David Moyes claims the more high-profile games the better for Everton - although the Toffees chief would be happy staying under the Champions League radar for another couple of weeks.
The battle to claim a coveted top-four berth has crystallised into discussion over who will get squeezed out from the London trio of Tottenham, Chelsea and Arsenal.
Yet such debate completely ignores the challenge coming from Merseyside.
For not only are an improving Liverpool mounting an assault, so too are Everton.
Indeed, presently six points behind with a game in hand, Everton would move to within striking distance if they were able to overcome Spurs at White Hart Lane tomorrow.
It is a situation Moyes relishes. But he is not ready to blow his side's cover just yet.
"At the moment I am happy to stay under the radar," said Moyes.
"If we are in the middle of April and people start to talk us up, that will do me nicely because it will mean we are coming into the final furlong with a chance.
"If we could somehow get our head in front that would be great."
With visits to Arsenal and Chelsea still ahead of them, Moyes concedes his side will have to do it the hard way.
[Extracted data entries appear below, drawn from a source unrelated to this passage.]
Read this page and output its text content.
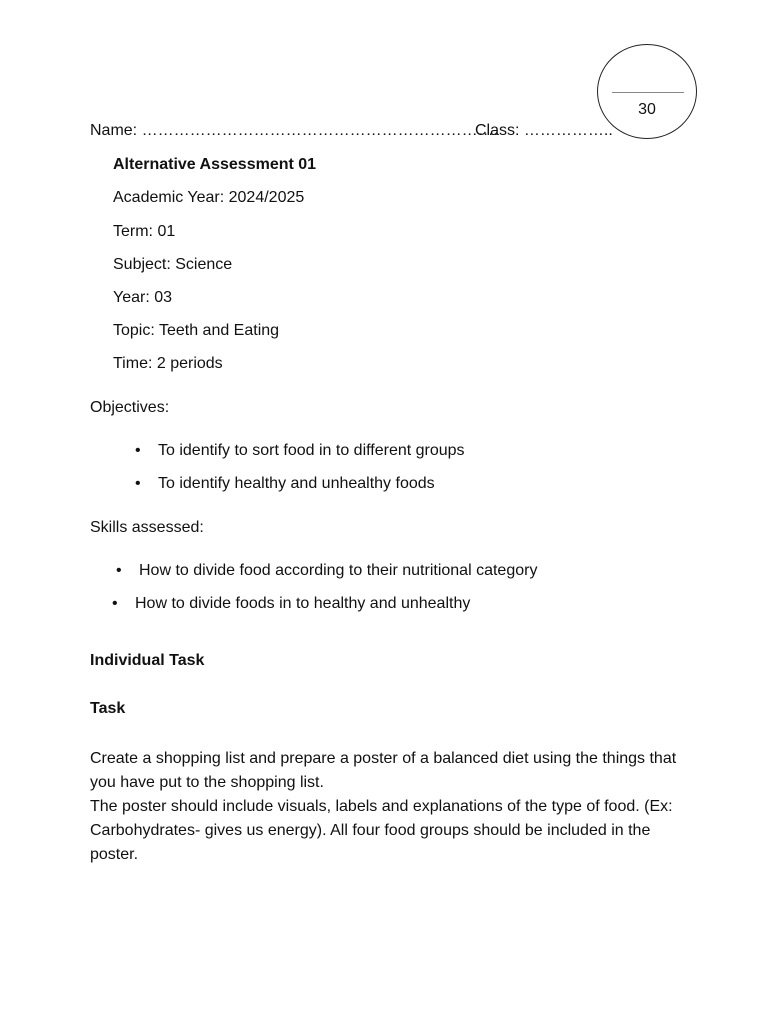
30
Name: ………………………………………………………….
Class: ……………..
Alternative Assessment 01
Academic Year: 2024/2025
Term: 01
Subject: Science
Year: 03
Topic: Teeth and Eating
Time: 2 periods
Objectives:
• To identify to sort food in to different groups
• To identify healthy and unhealthy foods
Skills assessed:
• How to divide food according to their nutritional category
• How to divide foods in to healthy and unhealthy
Individual Task
Task

Create a shopping list and prepare a poster of a balanced diet using the things that you have put to the shopping list.

The poster should include visuals, labels and explanations of the type of food. (Ex: Carbohydrates- gives us energy). All four food groups should be included in the poster.
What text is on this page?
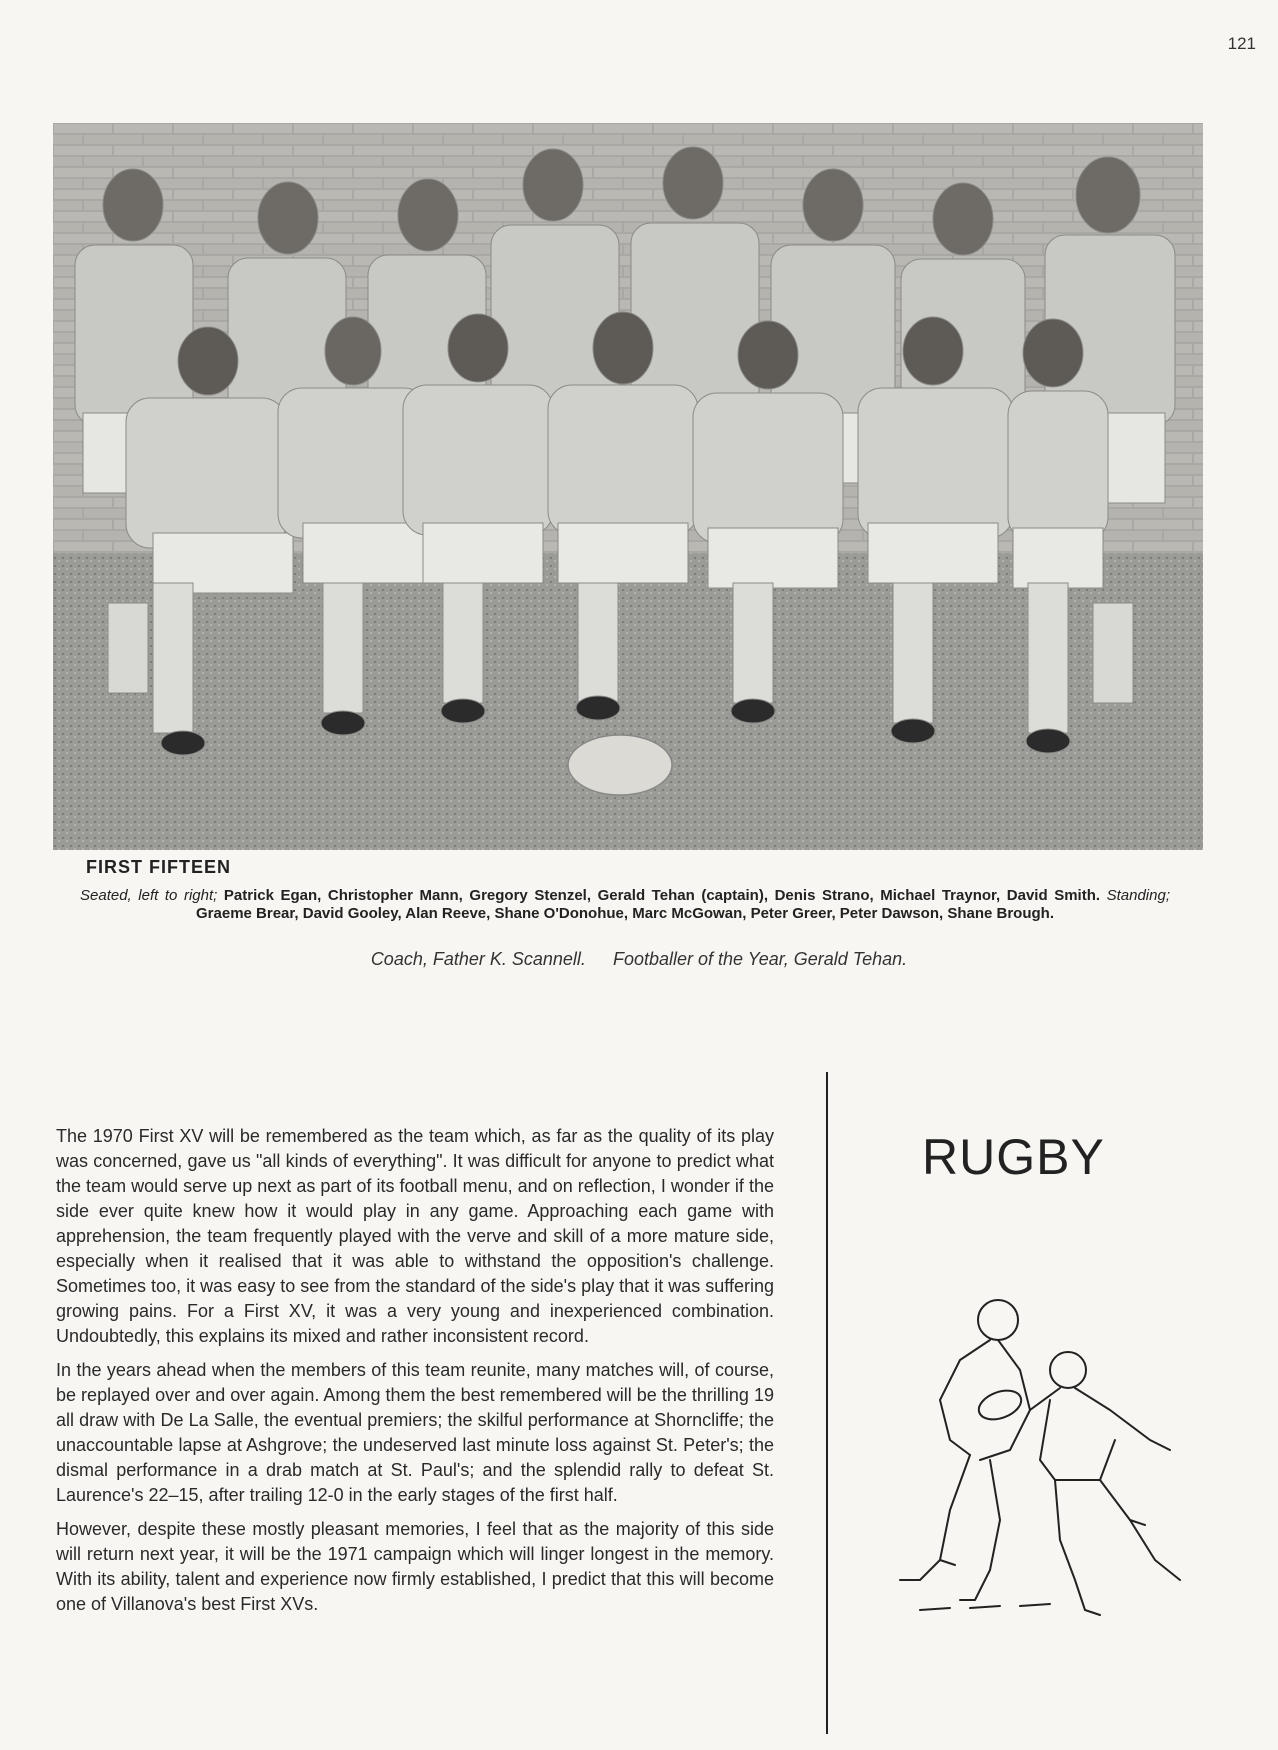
121
FIRST FIFTEEN
Seated, left to right; Patrick Egan, Christopher Mann, Gregory Stenzel, Gerald Tehan (captain), Denis Strano, Michael Traynor, David Smith. Standing; Graeme Brear, David Gooley, Alan Reeve, Shane O'Donohue, Marc McGowan, Peter Greer, Peter Dawson, Shane Brough.
Coach, Father K. Scannell. Footballer of the Year, Gerald Tehan.

The 1970 First XV will be remembered as the team which, as far as the quality of its play was concerned, gave us "all kinds of everything". It was difficult for anyone to predict what the team would serve up next as part of its football menu, and on reflection, I wonder if the side ever quite knew how it would play in any game. Approaching each game with apprehension, the team frequently played with the verve and skill of a more mature side, especially when it realised that it was able to withstand the opposition's challenge. Sometimes too, it was easy to see from the standard of the side's play that it was suffering growing pains. For a First XV, it was a very young and inexperienced combination. Undoubtedly, this explains its mixed and rather inconsistent record.

In the years ahead when the members of this team reunite, many matches will, of course, be replayed over and over again. Among them the best remembered will be the thrilling 19 all draw with De La Salle, the eventual premiers; the skilful performance at Shorncliffe; the unaccountable lapse at Ashgrove; the undeserved last minute loss against St. Peter's; the dismal performance in a drab match at St. Paul's; and the splendid rally to defeat St. Laurence's 22–15, after trailing 12-0 in the early stages of the first half.

However, despite these mostly pleasant memories, I feel that as the majority of this side will return next year, it will be the 1971 campaign which will linger longest in the memory. With its ability, talent and experience now firmly established, I predict that this will become one of Villanova's best First XVs.

RUGBY
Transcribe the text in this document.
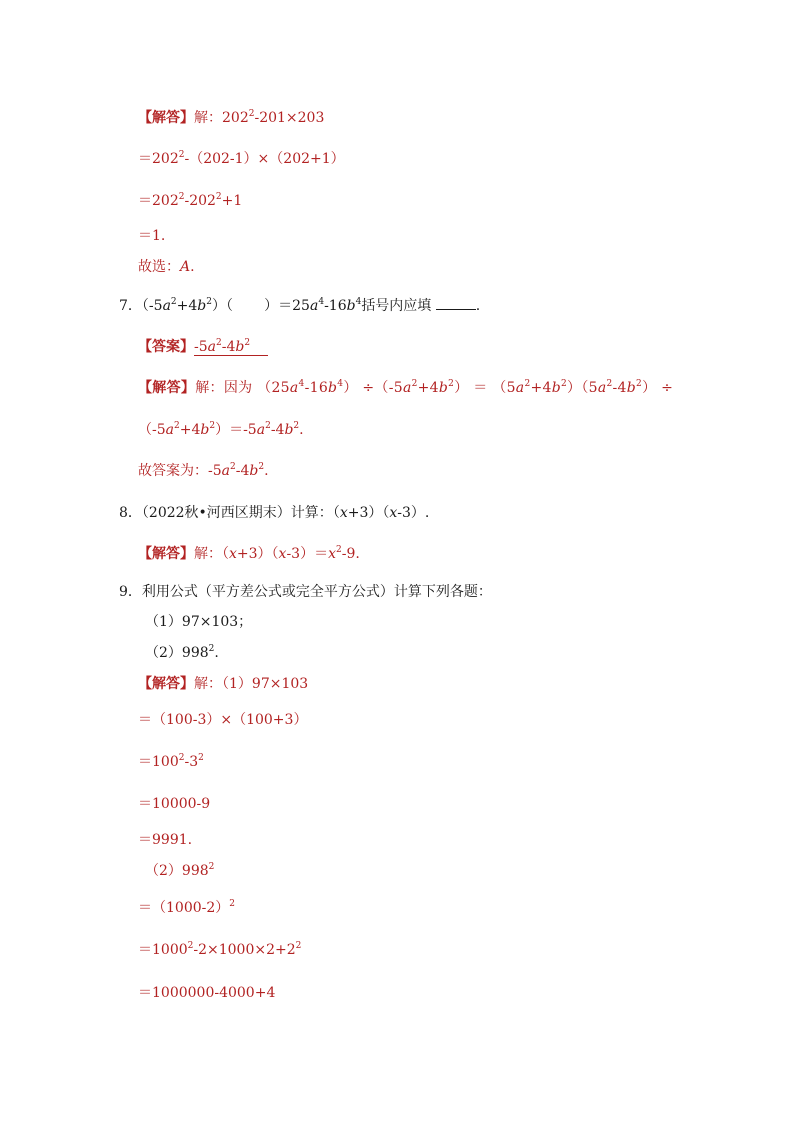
【解答】解：$202^2-201\times 203$
$=202^2-(202-1)\times(202+1)$
$=202^2-202^2+1$
＝1.
故选：A.
7．$(-5a^2+4b^2)$（       ）$=25a^4-16b^4$括号内应填	.
【答案】$-5a^2-4b^2$
【解答】解：因为 $(25a^4-16b^4) \div(-5a^2+4b^2) = (5a^2+4b^2)(5a^2-4b^2)$ ÷
$(-5a^2+4b^2)=-5a^2-4b^2$.
故答案为：$-5a^2-4b^2$.
8．（2022秋•河西区期末）计算：（x+3）（x-3）.
【解答】解：$(x+3)(x-3)=x^2-9$.
9．利用公式（平方差公式或完全平方公式）计算下列各题：
（1）97×103；
$(2)998^2$.
【解答】解：（1）97×103
＝（100-3）×（100+3）
$=100^2-3^2$
＝10000-9
＝9991.
$(2)998^2$
$=(1000-2)^2$
$=1000^2-2\times 1000\times 2+2^2$
＝1000000-4000+4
However, games of such significance have not been in plentiful enough supply at Everton down the years.
And Moyes is happy to take them on.
"High-pressure games are what we have been craving," he said.
"Partly because we have not been good enough, or won the games that mattered, we have not had as many as we would like.
"I do accept it is much harder for us because we have got all those teams to play away from home, so of all those who have a chance of getting into Europe, we are certainly the underdogs.
"But we go into this period in good form and with a lot of confidence."
The absence of Marouane Fellaini and Steven Pienaar through suspension balances out the ankle injury that will prevent Gareth Bale from being involved.
Moyes is also wary of a strong Tottenham squad, who have had plenty of investment lavished upon it in a bid to reclaim a Champions League place.
However, if there is an advantage for the Merseysiders, it comes from the potential for anxiety within the Spurs camp as they find themselves getting hunted down by opponents they did not see coming.
"I have been there myself," he said.
"I have been chased down. It is not easy.
"But Tottenham have invested heavily in their squad to try and win the Champions League.
"There is a lot at stake now. But we have tended to be strong coming into this stage of the season.
"I always remember the year we did qualify for the Champions League we had to win one big game on the run-in and we beat Manchester United at home.
"We are a little bit behind that. We are not expected to get there.
"But we might have to win one or two on the road if we are going to have a chance of making it."